I slip out of my tennis shoes and pull off my socks before stepping onto the mat. My toes and heels feel out the surface that's completely different from the wood floor underneath it. Colton takes off his own shoes and socks and joins me on that mat. It's odd to see him in such causal clothing, black jeans and a t-shirt. Subconsciously, I was starting to believe he lived in dress clothes.

Jonas and Erik are in the cluster of members of the Order. I count eleven men including Colton. I haven't been introduced to many of them. Gwen is the only other girl in attendance. Erik's face matches theirs. Entirely bored. But Jonas, well, he looks worried. I haven't talked to Erik since the maze. I saw him during the meeting, but I didn't actually look at him. I didn't say anything to him. I don't know what he thought seeing me there, but after Jonas confirmed what he did to Molly, I feel like I'm drowning whenever I think of Erik. How could he have killed Molly? If he was able to kill her, what won't he do?

Colton flexes his hands and rolls his shoulders back.

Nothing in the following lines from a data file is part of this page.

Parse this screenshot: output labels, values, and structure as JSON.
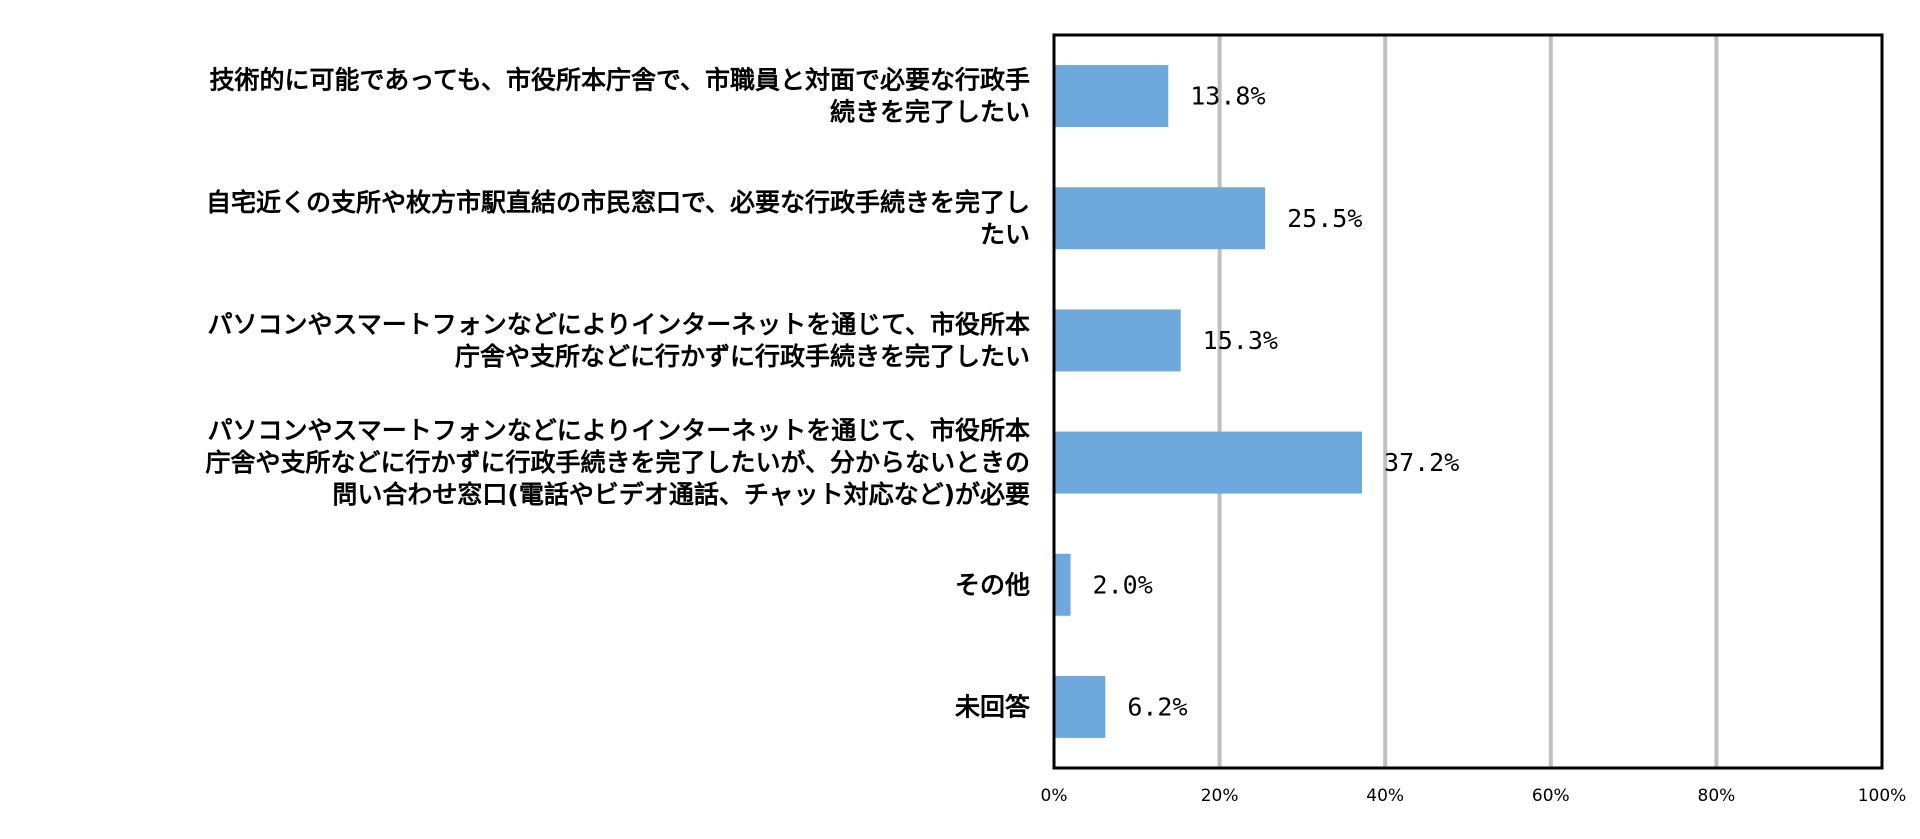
{
  "chart_data": {
    "type": "bar",
    "orientation": "horizontal",
    "categories": [
      [
        "技術的に可能であっても、市役所本庁舎で、市職員と対面で必要な行政手",
        "続きを完了したい"
      ],
      [
        "自宅近くの支所や枚方市駅直結の市民窓口で、必要な行政手続きを完了し",
        "たい"
      ],
      [
        "パソコンやスマートフォンなどによりインターネットを通じて、市役所本",
        "庁舎や支所などに行かずに行政手続きを完了したい"
      ],
      [
        "パソコンやスマートフォンなどによりインターネットを通じて、市役所本",
        "庁舎や支所などに行かずに行政手続きを完了したいが、分からないときの",
        "問い合わせ窓口(電話やビデオ通話、チャット対応など)が必要"
      ],
      [
        "その他"
      ],
      [
        "未回答"
      ]
    ],
    "values": [
      13.8,
      25.5,
      15.3,
      37.2,
      2.0,
      6.2
    ],
    "value_labels": [
      "13.8%",
      "25.5%",
      "15.3%",
      "37.2%",
      "2.0%",
      "6.2%"
    ],
    "xlim": [
      0,
      100
    ],
    "x_ticks": [
      0,
      20,
      40,
      60,
      80,
      100
    ],
    "x_tick_labels": [
      "0%",
      "20%",
      "40%",
      "60%",
      "80%",
      "100%"
    ],
    "grid": true,
    "legend": "none",
    "title": "",
    "xlabel": "",
    "ylabel": "",
    "colors": {
      "bar": "#6fa8dc",
      "grid": "#bfbfbf",
      "frame": "#000000",
      "text": "#000000"
    }
  }
}
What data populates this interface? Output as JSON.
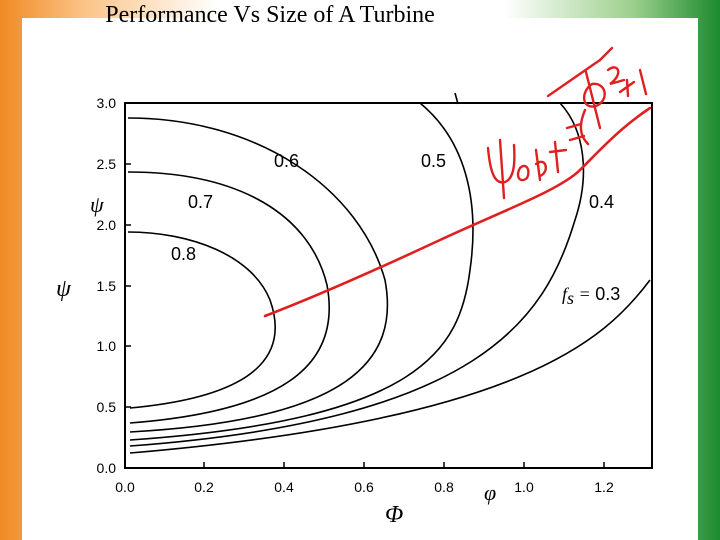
{
  "title": "Performance Vs Size of A Turbine",
  "axes": {
    "x_ticks": [
      "0.0",
      "0.2",
      "0.4",
      "0.6",
      "0.8",
      "1.0",
      "1.2"
    ],
    "y_ticks": [
      "0.0",
      "0.5",
      "1.0",
      "1.5",
      "2.0",
      "2.5",
      "3.0"
    ],
    "x_symbol_small": "φ",
    "x_symbol_large": "Φ",
    "y_symbol_small": "ψ",
    "y_symbol_large": "ψ"
  },
  "contour_labels": [
    "0.8",
    "0.7",
    "0.6",
    "0.5",
    "0.4"
  ],
  "fs_label": {
    "prefix": "f",
    "sub": "s",
    "eq": " = ",
    "value": "0.3"
  },
  "handwriting": {
    "text": "ψopt = √(Φ²+1)",
    "color": "#e02020"
  },
  "colors": {
    "annotation": "#e02020",
    "curve": "#000000"
  }
}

I ruined Jonas's first Senate meeting. A part of me feels bad for that, but another part can't, not for standing up to the Society, especially not when it's for something so close to my heart. I can't even bring myself to worry that after they see me fight, they'll probably guess I grew up in an orphanage of rebels.

Our eyes meet, and he gives a nod as if to say he understands. I don't know how he possible could, not when I don't even fully understand everything I'm feeling.

Colton takes a step forward. "Shall I go easy on you?"

"There's no need."

My mouth stays parted; the words I was about to say stolen from me. My bottom lip trembles. That voice. Even after years, I'd never forget it. I hear footsteps approaching me, but I stay still. Maybe if I don't move, the dream will pass over me.

"Colton, would you mind terribly if I took your place?"

I become aware of his body hovering inches from my own. I tense up at his presence. Lord, save me.

"I truly didn't know how much I missed spending time with Iris." He draws out the s, his breath hitting the side of my neck. No. No, it can't be.

I turn, and he smiles wickedly at me. That black hair and those brown eyes, each line and curve of his face, the sharp angle of his nose, the arch of his smile. All of it. I'll know every one of those features for the rest of my life.

Even if he never visits my nightmares again, I'll never not know that this man before me is Jae-yeon.